During World War II, much attention and organizing around eugenics shifted over to concerns about wartime preparedness. In 1943, the President of the American Eugenics Society, Maurice Bigelow, sent frequent letters to the Board of Directors as their funding, membership, and publication began to dwindle. While the American Eugenics Society struggled financially and socially, they remained determined to press onward. Board members like Ellsworth Huntington remained steadfast in their belief that after the war it would be “very easy for the Society to resume operations” and hoped that it would be on an even larger scale than in the past. 

As news about Nazism in Germany and the devastation of the Holocaust reached the United States, the word “eugenics” quickly became attributed to it. While some American eugenicists applauded Nazism, most tried to distance themselves from its explicit genocide of Jewish people, disabled people, people of color, and other marginalized people. To salvage the eugenic mission in a post-war era, members of the American Eugenics Society offered new names such as “human-relations” or “social-relations” to disguise and rebrand their work, but they ultimately decided to keep their name. Frederick Osborn, then President of the American Eugenics Society, published an article in Eugenical News stating that “the available evidence, however insufficient it may be, points to the necessity of making eugenics a part of all programs of human life on earth.”
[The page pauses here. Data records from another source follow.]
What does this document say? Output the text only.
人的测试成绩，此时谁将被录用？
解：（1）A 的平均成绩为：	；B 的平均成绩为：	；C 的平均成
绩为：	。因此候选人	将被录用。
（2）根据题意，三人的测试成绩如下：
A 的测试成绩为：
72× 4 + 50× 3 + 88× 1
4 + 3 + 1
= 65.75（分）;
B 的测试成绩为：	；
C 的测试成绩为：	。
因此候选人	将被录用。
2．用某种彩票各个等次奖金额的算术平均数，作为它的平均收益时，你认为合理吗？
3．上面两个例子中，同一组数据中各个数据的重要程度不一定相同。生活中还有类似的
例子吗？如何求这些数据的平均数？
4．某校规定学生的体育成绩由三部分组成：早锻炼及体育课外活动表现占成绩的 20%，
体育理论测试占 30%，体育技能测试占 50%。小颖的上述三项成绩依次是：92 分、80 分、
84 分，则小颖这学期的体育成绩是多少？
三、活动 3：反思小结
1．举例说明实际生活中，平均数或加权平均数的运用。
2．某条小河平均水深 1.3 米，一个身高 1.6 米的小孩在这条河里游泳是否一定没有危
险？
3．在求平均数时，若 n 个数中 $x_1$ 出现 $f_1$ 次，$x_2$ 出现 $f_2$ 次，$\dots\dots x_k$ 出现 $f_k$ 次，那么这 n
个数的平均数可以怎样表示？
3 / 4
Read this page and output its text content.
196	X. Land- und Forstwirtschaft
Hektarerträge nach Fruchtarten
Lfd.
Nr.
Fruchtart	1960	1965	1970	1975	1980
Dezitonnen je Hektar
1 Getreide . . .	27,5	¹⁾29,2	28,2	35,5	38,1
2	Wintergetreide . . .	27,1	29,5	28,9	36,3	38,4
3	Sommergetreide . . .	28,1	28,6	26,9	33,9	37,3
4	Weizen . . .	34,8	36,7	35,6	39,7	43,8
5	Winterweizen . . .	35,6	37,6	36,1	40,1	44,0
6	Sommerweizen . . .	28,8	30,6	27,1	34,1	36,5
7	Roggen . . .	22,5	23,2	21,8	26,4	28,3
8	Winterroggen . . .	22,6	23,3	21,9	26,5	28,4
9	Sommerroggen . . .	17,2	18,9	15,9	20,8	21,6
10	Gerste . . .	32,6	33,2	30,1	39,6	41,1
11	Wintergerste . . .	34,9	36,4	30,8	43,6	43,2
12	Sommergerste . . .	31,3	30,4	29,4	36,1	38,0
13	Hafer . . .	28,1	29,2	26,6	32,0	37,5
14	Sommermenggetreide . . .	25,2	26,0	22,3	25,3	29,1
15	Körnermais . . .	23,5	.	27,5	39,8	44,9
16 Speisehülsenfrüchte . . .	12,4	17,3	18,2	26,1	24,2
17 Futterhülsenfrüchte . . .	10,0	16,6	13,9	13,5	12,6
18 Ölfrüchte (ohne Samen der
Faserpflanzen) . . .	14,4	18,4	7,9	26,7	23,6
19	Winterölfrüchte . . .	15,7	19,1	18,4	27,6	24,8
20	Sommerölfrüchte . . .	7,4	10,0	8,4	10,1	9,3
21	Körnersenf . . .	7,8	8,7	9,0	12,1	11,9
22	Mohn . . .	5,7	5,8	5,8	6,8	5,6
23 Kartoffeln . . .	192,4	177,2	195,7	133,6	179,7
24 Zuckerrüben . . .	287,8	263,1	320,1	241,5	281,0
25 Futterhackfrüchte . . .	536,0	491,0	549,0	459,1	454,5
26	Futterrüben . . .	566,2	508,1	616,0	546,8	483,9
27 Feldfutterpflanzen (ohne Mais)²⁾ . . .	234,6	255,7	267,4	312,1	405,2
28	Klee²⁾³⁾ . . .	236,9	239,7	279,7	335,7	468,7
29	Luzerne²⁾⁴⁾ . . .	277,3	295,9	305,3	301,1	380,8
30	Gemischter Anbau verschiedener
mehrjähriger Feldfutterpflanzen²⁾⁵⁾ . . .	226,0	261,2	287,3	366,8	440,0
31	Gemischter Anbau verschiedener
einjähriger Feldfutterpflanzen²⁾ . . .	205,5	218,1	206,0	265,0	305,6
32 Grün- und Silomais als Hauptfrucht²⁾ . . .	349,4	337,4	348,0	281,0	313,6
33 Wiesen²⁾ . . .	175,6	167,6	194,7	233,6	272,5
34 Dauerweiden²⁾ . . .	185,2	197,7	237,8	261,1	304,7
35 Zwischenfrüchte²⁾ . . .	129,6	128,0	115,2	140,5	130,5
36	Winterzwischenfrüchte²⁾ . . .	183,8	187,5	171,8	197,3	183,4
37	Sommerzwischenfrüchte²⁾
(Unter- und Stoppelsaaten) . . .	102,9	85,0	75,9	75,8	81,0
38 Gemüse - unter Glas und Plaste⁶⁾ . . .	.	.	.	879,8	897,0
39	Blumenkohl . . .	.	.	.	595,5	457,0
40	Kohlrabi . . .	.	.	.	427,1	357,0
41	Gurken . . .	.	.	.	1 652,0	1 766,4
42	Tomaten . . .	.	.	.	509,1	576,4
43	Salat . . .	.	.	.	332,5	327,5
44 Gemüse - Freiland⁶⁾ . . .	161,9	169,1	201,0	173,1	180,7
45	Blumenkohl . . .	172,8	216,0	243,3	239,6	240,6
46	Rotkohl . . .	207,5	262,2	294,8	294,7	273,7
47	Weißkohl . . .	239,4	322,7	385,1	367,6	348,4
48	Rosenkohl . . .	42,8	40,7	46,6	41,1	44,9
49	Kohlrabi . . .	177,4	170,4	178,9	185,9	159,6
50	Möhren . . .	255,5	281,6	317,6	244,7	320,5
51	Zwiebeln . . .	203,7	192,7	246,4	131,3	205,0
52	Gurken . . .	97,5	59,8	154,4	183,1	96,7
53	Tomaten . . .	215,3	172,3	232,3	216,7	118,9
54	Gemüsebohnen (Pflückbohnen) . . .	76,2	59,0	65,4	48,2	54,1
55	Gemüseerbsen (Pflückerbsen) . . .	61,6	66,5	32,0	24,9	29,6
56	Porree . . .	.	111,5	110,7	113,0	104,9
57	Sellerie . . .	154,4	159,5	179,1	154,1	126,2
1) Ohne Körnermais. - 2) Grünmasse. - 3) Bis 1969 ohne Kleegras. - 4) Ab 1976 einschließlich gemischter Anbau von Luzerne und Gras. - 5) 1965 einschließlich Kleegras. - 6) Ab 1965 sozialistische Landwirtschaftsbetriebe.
In 1946, the Governor of Connecticut commissioned a continuation of the 1938 survey that sought to assess the quality of human “stock” across the state. This new study, entitled “The Social Adjustment of Morons in a Connecticut City” focused on the differences between non-institutionalized “morons” and “nonmorons” in Millport, Connecticut. They describe how their study was more reliable given that it followed a more standard scientific method, such as including a control population of “nonmorons” for comparison.